Additional performance evaluations with definitions of false negative rates and an explanation for the score are obtained. However, the random forest classifier shows a probability score of 0.53%, approximated as 1, which makes it very likely to miss a true positive result. As shown in Figure 5, the output class contains data imbalance; therefore, it is important to consider loss based on proportion and the use of weighted macroaverages. The weighted macroaverages for precision, recall, and F1 score according to the classification report shown in Table 2 are 98% for gradient boosting, 99% for logistic regression, 98% for the random forest, and 98% for the support vector machine.

The additional evaluation metric used for model performance is the roc_auc curve, as shown in Figure 9. This curve is an aggregate measure across all threshold points for model performance. The AUC scores shown in Figure 9 for the support vector machine model are 0.77, 0.81 for the random forest, 0.90 for logistic regression, and 0.87 for gradient boosting, respectively.

From the various performance metrics, as shown in Table 1 and Figure 9, the logistic regression model is considered the obvious model of choice for this classification prediction. It has shown superior performance with an AUC score of 0.90, a negative predicted value (NPV) score of 75%, and an FNR of 0.08%.

5. Discussion

The stated focus of this research was to use biographic and behavioral metrics to predict disease treatment default and to test for null hypothesis as to whether gender biases have any correlation with hypertension treatment default. The use of the chi-square correlation statistic of variable independence as shown proves no dependency of patient gender on treatment default but rejects the null hypothesis with respect to other contextual variables. Further model evaluations to determine superior model performance in Table 1 and Figure 9 also identify logistic regression as having a higher NPV, as shown in Table 1, and SVM has the least probability score for an FNR (0.08%) and the highest AUC score of 0.90, as shown in Figure 9. Based on the above statistical values, the logistic regression model used in this context is seen to be superior in performance to the other three models evaluated. This comparative analysis narrative, especially the use of NPV, proves that model accuracy prediction score evaluation linked to the problem context helps determine model performance superiority.
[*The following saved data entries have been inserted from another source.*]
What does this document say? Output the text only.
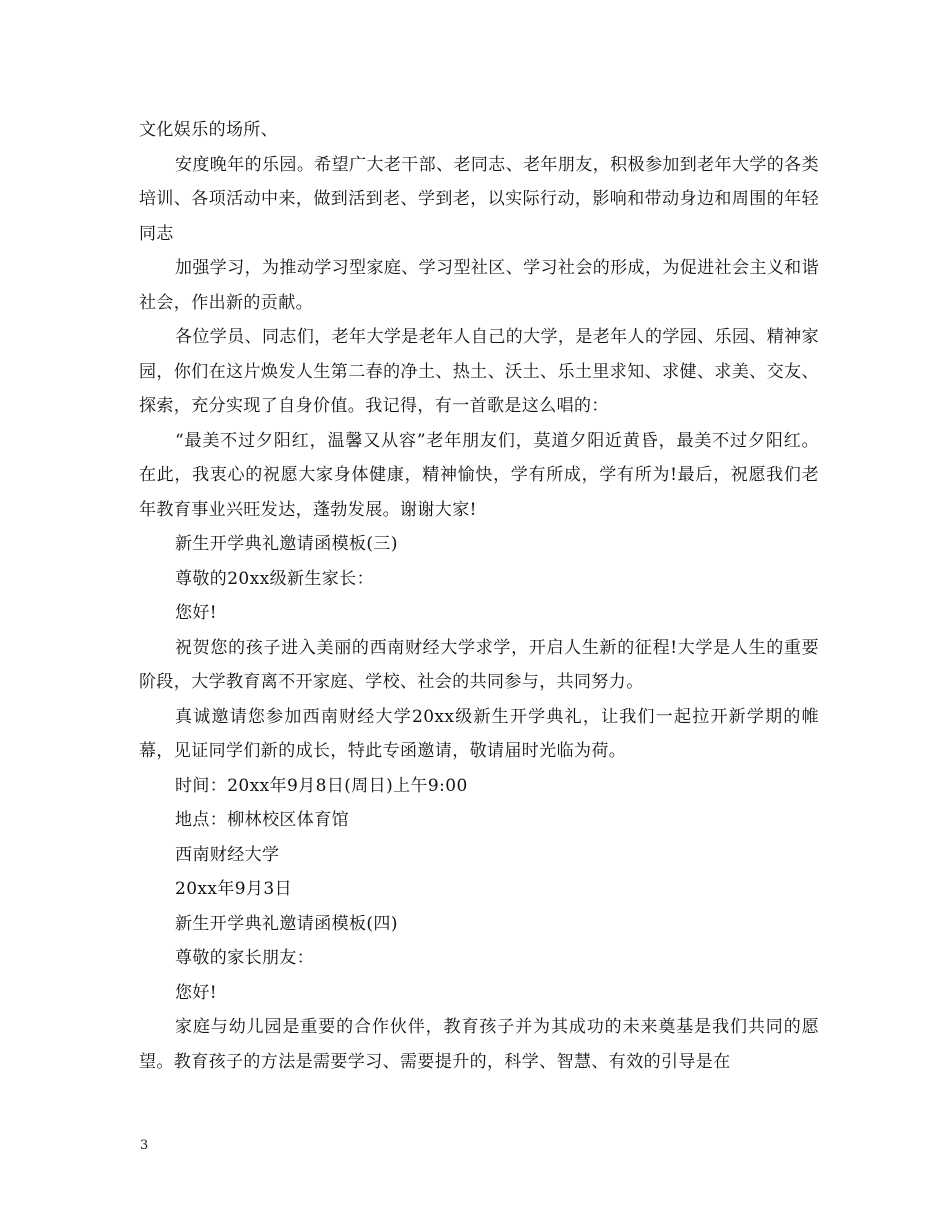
文化娱乐的场所、

安度晚年的乐园。希望广大老干部、老同志、老年朋友，积极参加到老年大学的各类培训、各项活动中来，做到活到老、学到老，以实际行动，影响和带动身边和周围的年轻同志

加强学习，为推动学习型家庭、学习型社区、学习社会的形成，为促进社会主义和谐社会，作出新的贡献。

各位学员、同志们，老年大学是老年人自己的大学，是老年人的学园、乐园、精神家园，你们在这片焕发人生第二春的净土、热土、沃土、乐土里求知、求健、求美、交友、探索，充分实现了自身价值。我记得，有一首歌是这么唱的：

“最美不过夕阳红，温馨又从容”老年朋友们，莫道夕阳近黄昏，最美不过夕阳红。在此，我衷心的祝愿大家身体健康，精神愉快，学有所成，学有所为!最后，祝愿我们老年教育事业兴旺发达，蓬勃发展。谢谢大家!

新生开学典礼邀请函模板(三)

尊敬的20xx级新生家长：

您好!

祝贺您的孩子进入美丽的西南财经大学求学，开启人生新的征程!大学是人生的重要阶段，大学教育离不开家庭、学校、社会的共同参与，共同努力。

真诚邀请您参加西南财经大学20xx级新生开学典礼，让我们一起拉开新学期的帷幕，见证同学们新的成长，特此专函邀请，敬请届时光临为荷。

时间：20xx年9月8日(周日)上午9:00

地点：柳林校区体育馆

西南财经大学

20xx年9月3日

新生开学典礼邀请函模板(四)

尊敬的家长朋友：

您好!

家庭与幼儿园是重要的合作伙伴，教育孩子并为其成功的未来奠基是我们共同的愿望。教育孩子的方法是需要学习、需要提升的，科学、智慧、有效的引导是在

3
6. Conclusion and Future Work

This research article has demonstrated how both biographic and behavioral metrics can be used to predict disease treatment default without biomedical measurements. It has also been determined (based on the collected data) that gender biases do not affect hypertension treatment default risks, but other contextual variables such as age, comorbidities, queuing time, availability of a clinician, and patients on a controlled diet can affect treatment default outcomes. Finally, the superiority of the logistic regression algorithm to predict disease treatment default in hypertensive patients has been established. Further work in this area is to investigate time complexities of the algorithms used to determine efficient and effective machine learning models among the selected variables (Table 3).

Data Availability

The dataset used for analysis can be available from the corresponding author upon request.

Disclosure

This publication is an extract from an academic research that is self-funded by the student.

Conflicts of Interest

The authors declare that there are no conflicts of interest regarding the publication of this paper.

Authors’ Contributions

Michael Owusu-Adjei conceptualized the study. Michael Owusu-Adjei, Dr. Twum Frimpong, and Dr. Gaddafi Abdul-Salaam designed the methodology. Prof. James Ben Hayfron-Acquah supervised the study.

Acknowledgments

The authors continue to acknowledge the support and cooperation of management and staff of the Kwahu Government Hospital, especially the Medical Director Dr. Kobina Awotwe Wiredu and the supervisory team led by Prof. James Ben Hayfron-Acquah, Dr. Twum Frimpong, and Dr. Gaddafi Abdul-Salaam. This publication is an extract from an academic research that is self-funded by the student.